In a previous example, I pointed out how anim is the stem for the verb animated (after you chop off the suffix ated). However, anim is also the stem for the noun animal (after chopping off the suffix al). Now you have a problem: If you are searching for the term animated, you will get all the hits for animated and for animal. You are now overwhelmed with hits that are irrelevant to you — unless, of course, your actual aim in this particular case is to discover how to bring your dead parrot back to life (no, he is not “just resting”).

However, if you used lemmatization instead of stemming, your results generally will be more on target. For instance, the lemma for animated is animate (infinitive verb form), while the lemma for animal is animal (singular non-possessive noun form). Your hits already are more relevant to your search goal.

Sometimes words have stems and lemmas that look the same. For instance, for the verb sleeping, the lemma is sleep (infinitive form) and the stem is sleep (after removing the suffix ing). Just because the results are the same here doesn’t mean that the process to obtain the results was the same. For instance, with a slight inflection of this word, changing it to slept, the lemma remains sleep (infinitive form), but the stem is now slept, because it has no affixes, and stemming doesn’t know it’s just a different tense of the same verb.

Non-English search

In English, lemmas and stems often look the same. However, in non-English languages, many parts of speech are highly inflected, so the lemmas and stems will look very different much of the time.

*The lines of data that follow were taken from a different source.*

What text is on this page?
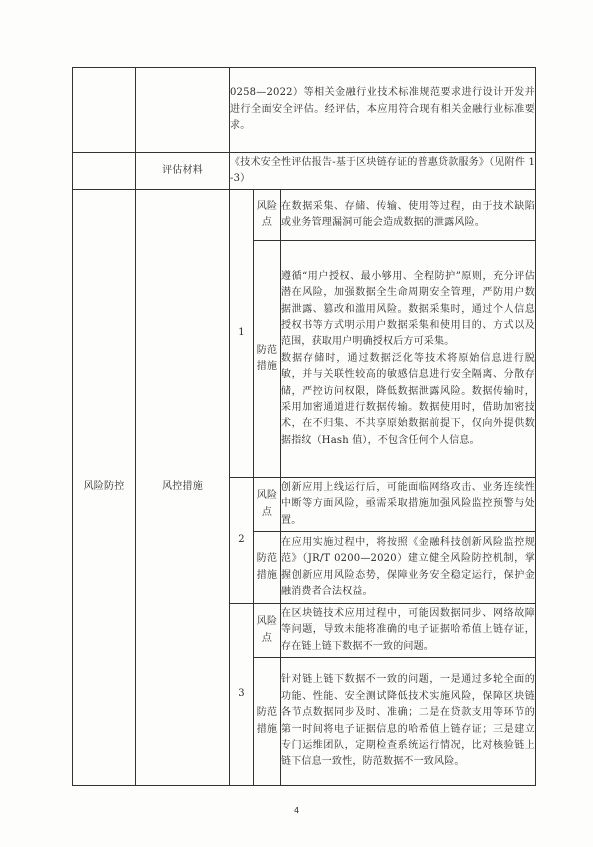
		0258—2022）等相关金融行业技术标准规范要求进行设计开发并进行全面安全评估。经评估，本应用符合现有相关金融行业标准要求。		
	评估材料	《技术安全性评估报告-基于区块链存证的普惠贷款服务》（见附件 1-3）		
风险防控	风控措施	1	风险点	在数据采集、存储、传输、使用等过程，由于技术缺陷或业务管理漏洞可能会造成数据的泄露风险。
			防范措施	遵循“用户授权、最小够用、全程防护”原则，充分评估潜在风险，加强数据全生命周期安全管理，严防用户数据泄露、篡改和滥用风险。数据采集时，通过个人信息授权书等方式明示用户数据采集和使用目的、方式以及范围，获取用户明确授权后方可采集。
数据存储时，通过数据泛化等技术将原始信息进行脱敏，并与关联性较高的敏感信息进行安全隔离、分散存储，严控访问权限，降低数据泄露风险。数据传输时，采用加密通道进行数据传输。数据使用时，借助加密技术，在不归集、不共享原始数据前提下，仅向外提供数据指纹（Hash 值），不包含任何个人信息。

		2	风险点	创新应用上线运行后，可能面临网络攻击、业务连续性中断等方面风险，亟需采取措施加强风险监控预警与处置。
			防范措施	在应用实施过程中，将按照《金融科技创新风险监控规范》（JR/T 0200—2020）建立健全风险防控机制，掌握创新应用风险态势，保障业务安全稳定运行，保护金融消费者合法权益。
		3	风险点	在区块链技术应用过程中，可能因数据同步、网络故障等问题，导致未能将准确的电子证据哈希值上链存证，存在链上链下数据不一致的问题。
			防范措施	针对链上链下数据不一致的问题，一是通过多轮全面的功能、性能、安全测试降低技术实施风险，保障区块链各节点数据同步及时、准确；二是在贷款支用等环节的第一时间将电子证据信息的哈希值上链存证；三是建立专门运维团队，定期检查系统运行情况，比对核验链上链下信息一致性，防范数据不一致风险。
4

Table 3 uses the same examples as were given previously when discussing Spanish lemmatization or stemming.

As you can see in these examples, stemming has reduced the search term to ambiguous, non-word stems, which can result in many irrelevant hits. One way stemmers avoid too many “bad” hits is by returning hits in a prioritized order based on statistics. For instance, if the noun casa (house) is more prevalent in Spanish than a form of the verb “casar” (to marry), then a stemmer might default to inflections of the noun rather than the verb when the ambiguous “casa” appears without context as a search term. Lemmatization, however, will differentiate between unaffiliated words, avoiding overkill with returned hits, while expanding the search to other relevant forms of the search term.

So, lemmatization and stemming are two methods for analyzing words for HLT enhancements in search technology. As I mentioned above, there are many additional morphological analytic techniques such as tokenization, segmentation and decompounding, and other concepts such as the n-gram probabilistic and the Bayesian hidden Markov models. Just be glad that you don’t have to sift through any of those in this document, although be forewarned about a sequel.